The TCPA is such a delightful little statute. Everywhere you look there’s a new issue to discover.
Consider this: it is illegal to call a cell phone used for residential purposes that is on the DNC list (without appropriate consent, of course.) But when is a cell phone used for residential purposes, and how does a Plaintiff prove that it is?
That was the issue before the court in Stevens-Bratton v. Trugreen, Inc., No. 2:15-2472, 2020 U.S. Dist. LEXIS 17783 (W.D. Tenn. Feb. 04, 2020) and—whatever the standard of proof might be—a self-serving declaration that is contradicted by record evidence is not going to get the job done.
In Trugreen—remind anyone else of Trueblue?— the Plaintiff contends the Defendant called to offer residential lawncare services. That—says the Plaintiff—was the first hint that Defendant was calling a residential line. The Court was unphased, however, as the nature of services being offered by the Defendant did not determine whether Plaintiff was actually using the number for residential purposes.
Next the Plaintiff relies on her declaration in which she states “I have used my cellular phone… as both my residential line and mobile line since May 2005. I have not had a landline since May 2005.” That may seem pretty solid but the Court was unmoved. The Court finds that the first part of the statement (that she used the number as a residential line) was just a legal conclusion parroting the statutory requirement. The second part of the statement (that she has not had a landline since May 2005) was inconsistent with Defendant’s records that demonstrated Plaintiff supplied a home phone and cell phone number on her service agreement.
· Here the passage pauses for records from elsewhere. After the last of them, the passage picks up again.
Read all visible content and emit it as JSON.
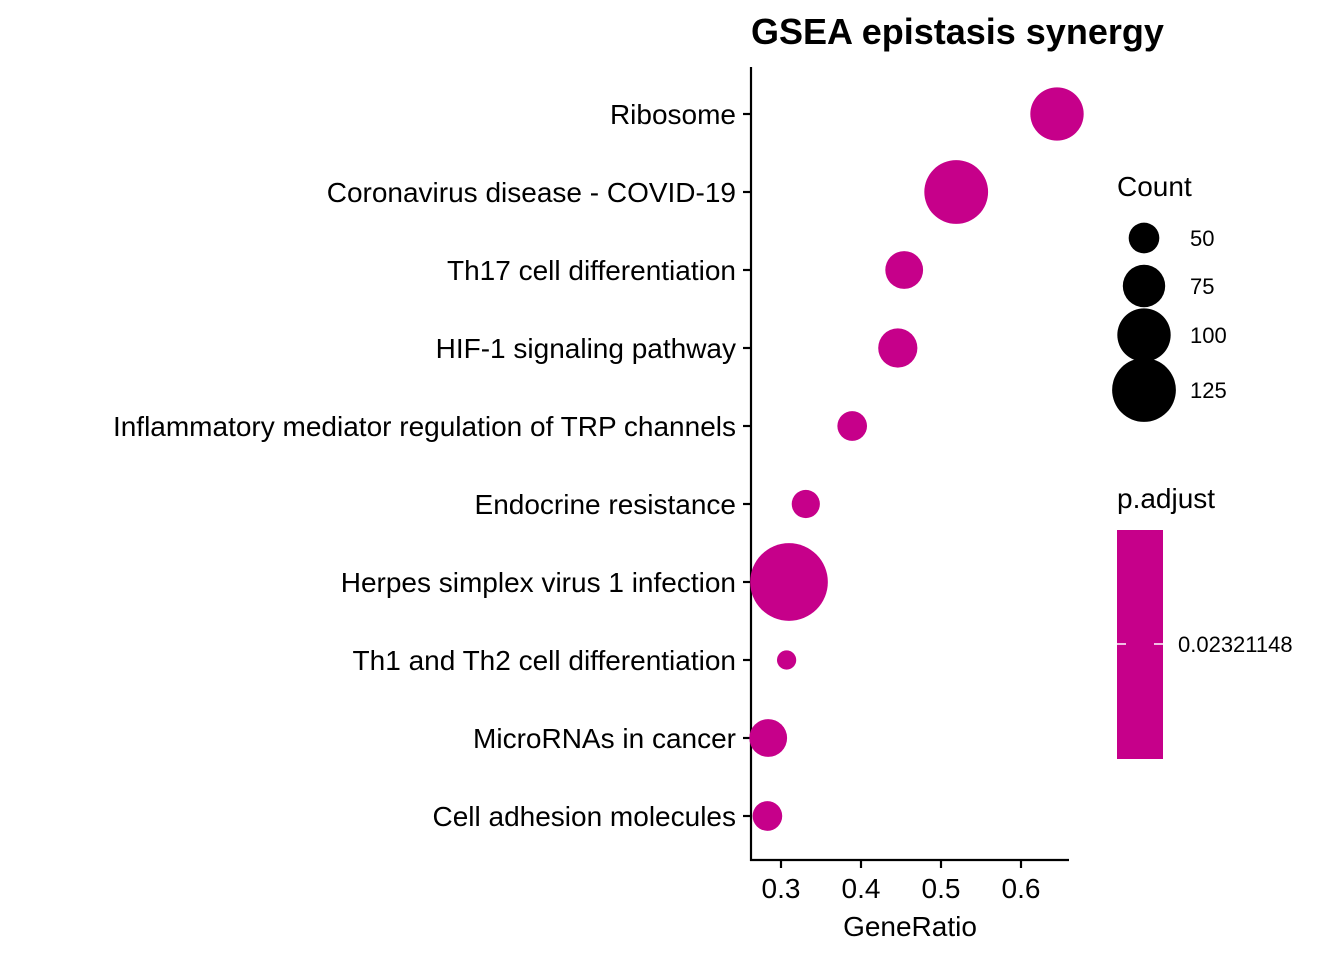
{
  "chart_data": {
    "type": "scatter",
    "title": "GSEA epistasis synergy",
    "xlabel": "GeneRatio",
    "ylabel": "",
    "xlim": [
      0.265,
      0.66
    ],
    "xticks": [
      0.3,
      0.4,
      0.5,
      0.6
    ],
    "xtick_labels": [
      "0.3",
      "0.4",
      "0.5",
      "0.6"
    ],
    "grid": false,
    "point_color": "#C6008A",
    "categories": [
      "Ribosome",
      "Coronavirus disease - COVID-19",
      "Th17 cell differentiation",
      "HIF-1 signaling pathway",
      "Inflammatory mediator regulation of TRP channels",
      "Endocrine resistance",
      "Herpes simplex virus 1 infection",
      "Th1 and Th2 cell differentiation",
      "MicroRNAs in cancer",
      "Cell adhesion molecules"
    ],
    "points": [
      {
        "pathway": "Ribosome",
        "gene_ratio": 0.645,
        "count": 100
      },
      {
        "pathway": "Coronavirus disease - COVID-19",
        "gene_ratio": 0.519,
        "count": 125
      },
      {
        "pathway": "Th17 cell differentiation",
        "gene_ratio": 0.454,
        "count": 65
      },
      {
        "pathway": "HIF-1 signaling pathway",
        "gene_ratio": 0.446,
        "count": 68
      },
      {
        "pathway": "Inflammatory mediator regulation of TRP channels",
        "gene_ratio": 0.389,
        "count": 48
      },
      {
        "pathway": "Endocrine resistance",
        "gene_ratio": 0.331,
        "count": 45
      },
      {
        "pathway": "Herpes simplex virus 1 infection",
        "gene_ratio": 0.31,
        "count": 160
      },
      {
        "pathway": "Th1 and Th2 cell differentiation",
        "gene_ratio": 0.307,
        "count": 28
      },
      {
        "pathway": "MicroRNAs in cancer",
        "gene_ratio": 0.284,
        "count": 65
      },
      {
        "pathway": "Cell adhesion molecules",
        "gene_ratio": 0.283,
        "count": 48
      }
    ],
    "legend_size": {
      "title": "Count",
      "placement": "right",
      "breaks": [
        50,
        75,
        100,
        125
      ],
      "labels": [
        "50",
        "75",
        "100",
        "125"
      ],
      "color": "#000000"
    },
    "legend_color": {
      "title": "p.adjust",
      "placement": "right",
      "labels": [
        "0.02321148"
      ],
      "color": "#C6008A"
    }
  }
}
This factual record was simply not enough to raise a triable issue in the Court’s mind.
Finally, Plaintiff argued that the mere fact the number was registered on the DNC was—in and of itself—sufficient to raise a triable issue on the matter since only residential numbers are supposed to be listed on the national DNC. Indeed, some courts have reached this conclusion in reliance on the FCC’s assessment that it would “presume wireless subscribers who ask to be put on the national do-notcall list to be “residential subscribers.”” Nonetheless, the Trugreen court points out that the FCC did not create an evidentiary presumption. The Court goes on to distinguish caselaw permitting DNC claims to survive the pleadings stage based on the allegation of DNC list registration as inapposite at the MSJ phase when actual evidence must be submitted to create a triable issue. #procedure
So there you go folks. While a cell phone number may certainly be a residential line for DNC purposes it is incumbent upon the Plaintiff to actually prove that the phone was being used in that manner. A mere showing that a Defendant called the number for residential purposes, or that the number is on the National DNC list is not going to cut it. Nor will a self-serving affidavit that is contradicted by other evidence. Keep it in mind.